His first book, Scientific Advertising, is regarded by many as the advertiser’s bible, and it’s chock-full of valuable insight on reaching your audience and converting them. Here are a few highlights:

1. Forget yourself entirely. Have in your mind a typical prospect, interested enough to read about your product. Keep that prospect before you. Seek in every word to increase your good impression.”

In other words, write to your target audience, not yourself. What sounds good to you might not be enough to move potential buyers, or worse, it might turn them off.

You might be thinking “the fastest on the market” has a good ring to it while your prospects are looking for hard numbers. Or maybe you’re talking about all of the awards your service has won when they’re more interested in what it can do for them.

One of the best ways to keep the focus on your prospects is to visualize just one of them. Picture a face, give her a name, and write to that one person.

Even if you’re just writing a Google ad, don’t worry about what sounds good or if the words “pop.” Instead ask yourself, “what 130 characters does this one prospect need to read for them to click through?”

2. Almost any questions can be answered, cheaply, quickly and finally, by a test campaign. And that’s the way to answer them – not by arguments around a table.”

There was advertising before Hopkins, but he was one of the first to establish testing as a vital part of the process. Why? Because, as he goes on to say, “none of us know enough peoples’ desires to get an average viewpoint.”
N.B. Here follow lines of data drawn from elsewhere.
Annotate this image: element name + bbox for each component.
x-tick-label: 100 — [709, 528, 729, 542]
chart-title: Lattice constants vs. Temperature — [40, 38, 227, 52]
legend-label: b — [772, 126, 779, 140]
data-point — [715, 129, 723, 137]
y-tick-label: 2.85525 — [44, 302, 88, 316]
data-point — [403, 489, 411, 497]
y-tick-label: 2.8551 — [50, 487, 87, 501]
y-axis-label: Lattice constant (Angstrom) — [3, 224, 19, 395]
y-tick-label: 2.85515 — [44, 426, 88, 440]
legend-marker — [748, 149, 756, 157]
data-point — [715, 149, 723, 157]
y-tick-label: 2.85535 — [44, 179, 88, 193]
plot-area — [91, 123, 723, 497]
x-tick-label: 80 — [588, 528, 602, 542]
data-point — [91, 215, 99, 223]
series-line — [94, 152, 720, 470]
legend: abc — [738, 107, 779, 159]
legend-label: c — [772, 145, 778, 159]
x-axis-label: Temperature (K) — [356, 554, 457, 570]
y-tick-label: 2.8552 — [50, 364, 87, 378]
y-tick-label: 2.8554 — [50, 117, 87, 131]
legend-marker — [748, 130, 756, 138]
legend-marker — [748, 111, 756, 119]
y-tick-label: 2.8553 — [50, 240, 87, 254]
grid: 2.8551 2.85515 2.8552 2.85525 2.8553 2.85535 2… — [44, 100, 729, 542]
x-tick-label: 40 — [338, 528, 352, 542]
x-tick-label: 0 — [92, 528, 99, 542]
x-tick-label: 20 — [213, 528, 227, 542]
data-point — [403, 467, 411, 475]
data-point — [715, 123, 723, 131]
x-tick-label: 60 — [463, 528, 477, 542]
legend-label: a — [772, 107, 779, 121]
Without testing, all we can do is guess what people want, what they’re willing to pay, whether they’ll buy again, whether there’s a big enough market and how difficult that market is to penetrate.

Hopkins recognized that there are way too many important factors to leave to speculation and that going back-and-forth with guesses and opinions is a waste of time. He decided to “let the thousands decide what the millions will do” by running his campaigns through a few small towns before going national.

In the digital age, testing has become even more vital because there’s more competition giving each target more options.

Luckily, it’s also cheaper and quicker. Unlike Hopkins, you have the power to analyze test data in real-time, instantly modify parameters if necessary, and stop the test as soon as you get the results you need. Techli has a good list of split-testing tools that make the process even easier.

3. The only purpose of advertising is to make sales. It is profitable or unprofitable according to its actual sales. It is not for general effect. It is not to keep your name before the people. Treat it as a salesman. Force it to justify itself. Figure its cost and result.”

Sure, there’s a lot to be said about the importance of raising brand awareness, informing, entertaining, sparking a conversation, becoming a thought leader, and so on, but if all of that isn’t leading to sales in the end, how much does it really matter?

This is not to say you shouldn’t try for any of the above-mentioned goals, but you should always set out to achieve them with sales in mind.

Before you publish that ten-step guide, make sure it includes a path to conversion even if you’re not pitching your product directly in the text (e.g. a targeted call-to-action in the sidebar).

Content is king, but you’ll find yourself in check if you’re not tying it to sales and revenue.